The Ease of Working with JSON in Snowflake

Data

The Ease of Working with JSON in Snowflake

After attending an in-depth technical training in Dallas, Texas, I thought it could be beneficial to give some examples of how Snowflake is unique in a series of blog posts moving forward. This week, I’m talking about JSON (although Snowflake’s functionality displayed in the article can be applied to most semi-structured data).

JSON is JavaScript Object Notation, and it is a minimal format for structuring data. JSON can be generated anywhere. Some common places JSON is generated are in Rest API calls or smart devices in response to an event or request. This creates a communication stream between a server and a web application, and it generally makes more sense to spit out a new JSON record than store the values in a relational database.

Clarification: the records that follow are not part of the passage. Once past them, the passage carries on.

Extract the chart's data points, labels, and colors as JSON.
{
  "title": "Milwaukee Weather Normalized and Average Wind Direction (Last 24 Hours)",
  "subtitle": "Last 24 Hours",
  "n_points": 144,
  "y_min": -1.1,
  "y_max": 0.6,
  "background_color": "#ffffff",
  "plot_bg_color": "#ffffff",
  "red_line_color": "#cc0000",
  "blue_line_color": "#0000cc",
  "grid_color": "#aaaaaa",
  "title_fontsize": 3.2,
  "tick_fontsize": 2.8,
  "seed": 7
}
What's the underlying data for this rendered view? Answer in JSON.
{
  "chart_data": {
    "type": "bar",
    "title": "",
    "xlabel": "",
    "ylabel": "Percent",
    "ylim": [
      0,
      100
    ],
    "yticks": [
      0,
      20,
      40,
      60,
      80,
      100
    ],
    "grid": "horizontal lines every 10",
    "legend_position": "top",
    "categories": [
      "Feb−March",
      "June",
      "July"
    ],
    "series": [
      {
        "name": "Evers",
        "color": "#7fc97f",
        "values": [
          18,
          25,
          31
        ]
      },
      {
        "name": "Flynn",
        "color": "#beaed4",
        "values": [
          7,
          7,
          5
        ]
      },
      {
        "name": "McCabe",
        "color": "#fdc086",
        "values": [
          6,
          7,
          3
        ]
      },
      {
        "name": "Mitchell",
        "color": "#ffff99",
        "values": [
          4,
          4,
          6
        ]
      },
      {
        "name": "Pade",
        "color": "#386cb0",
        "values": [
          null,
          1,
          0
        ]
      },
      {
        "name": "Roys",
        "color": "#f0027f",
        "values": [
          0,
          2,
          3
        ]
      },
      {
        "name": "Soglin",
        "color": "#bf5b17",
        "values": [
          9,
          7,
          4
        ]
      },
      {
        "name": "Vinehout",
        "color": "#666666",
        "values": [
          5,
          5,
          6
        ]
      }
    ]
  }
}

JSON is classified as semi-structured data, meaning exactly what the name implies: It’s structured … kind of. JSON is primarily composed of two primary parts, keys and values. These JSON files can quickly become a mess of complex arrays that are unreadable to the human eye. If you are unfamiliar with JSON arrays, I highly recommend reading this documentation from Squarespace that does a great job explaining them. Here’s a very basic example of a JSON array:

      “employee” : {

            “name” : “Holt Calder”,

            “title” : “Data Engineering Intern” ,

            “company” : “InterWorks, Inc.”,

            “hobbies” : [“Golf”, “Skateboarding”, “Running”, “Travel”]

      }

 

Here we have an employee attribute “table,” for lack of a better word. We also have the key attributes of Name, Title, Company and Hobbies, along with values for each key. Additionally, the hobbies key holds an array of values for all my hobbies, (I’m still searching for a strong skateboarding dataset for the next blog).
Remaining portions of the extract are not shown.